Related Products of 13958-93-5, With the rapid development and complex challenges of chemical substances, the synthesis of new drugs is usually one of the most effective ways to increase yield.13958-93-5, name is 3,5-Dichloroisonicotinic acid, molecular formula is C6H3Cl2NO2, molecular weight is 192, as common compound, the synthetic route is as follows.

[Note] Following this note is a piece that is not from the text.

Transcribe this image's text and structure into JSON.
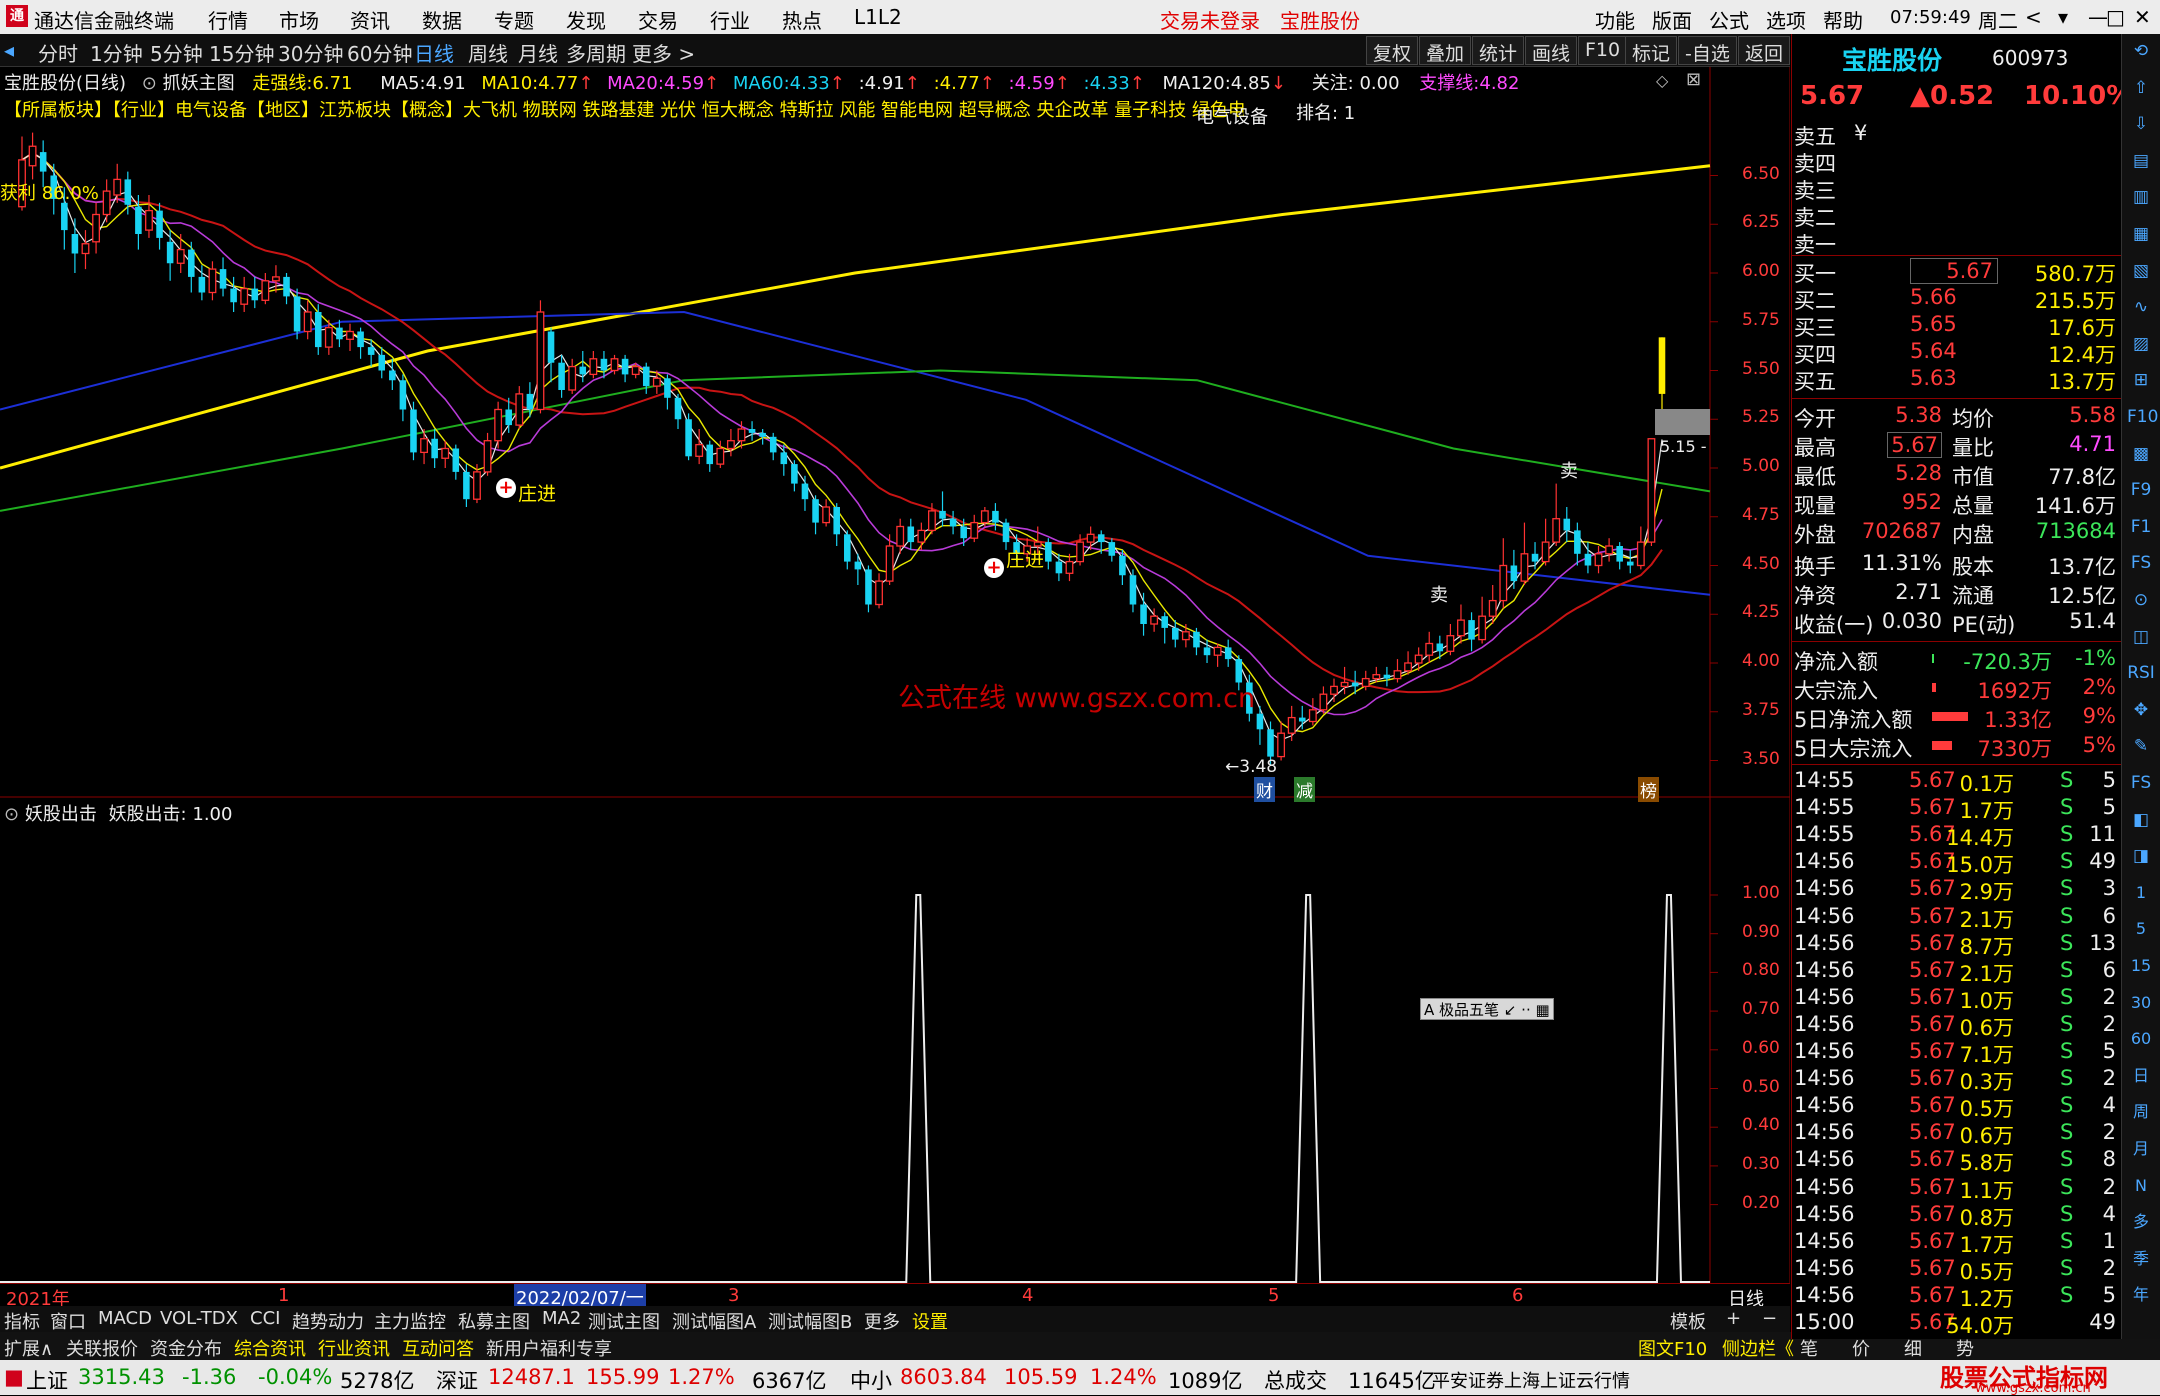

Preparation of (3,5-dichloro-pyridin-4-yl)-(3-hydroxymethyl-piperidin-1-yl)-methanone: To a suspension of 3,5-dichloroisonicotinic acid (250 mg, 1.30 mmol) in CH2Cl2 (6.5 mL) was added DMF (cat.) and oxalyl chloride (0.45 mL, 5.2 mmol), and the mixture was stirred at room temperature for 2 h then concentrated in vacuo. To the residue was added THF (2 mL), Et3N (0.27 mL, 1.9 mmol), and a solution of 3-piperidinemethanol (150 mg, 1.30 mmol) in THF (4.5 mL), and the mixture was stirred at room temperature for 21 h. The mixture was diluted with CH2Cl2 (50 mL) and brine (30 mL) and the phases were separated. The organic layer was washed with brine (2*50 mL) and saturated NaHCO3 (2*50 mL). The organic layer was dried (MgSO4), filtered, concentrated, and dried in vacuo to afford a crude oil. Purification of the crude material by column chromatography on silica gel (100:5:1 CH2Cl2/MeOH/NH4OH) gave a yellow oil (mixture of isomers) (147 mg, 39%). 1H NMR (CDCl3) delta 1.28-1.96 (m, 4H), 2.89-3.26 (m, 3H), 3.35-3.45 (m, 1H), 3.50-3.72 (m, 2H), 4.29-4.56 (m, 1H), 8.54 (m, 2H).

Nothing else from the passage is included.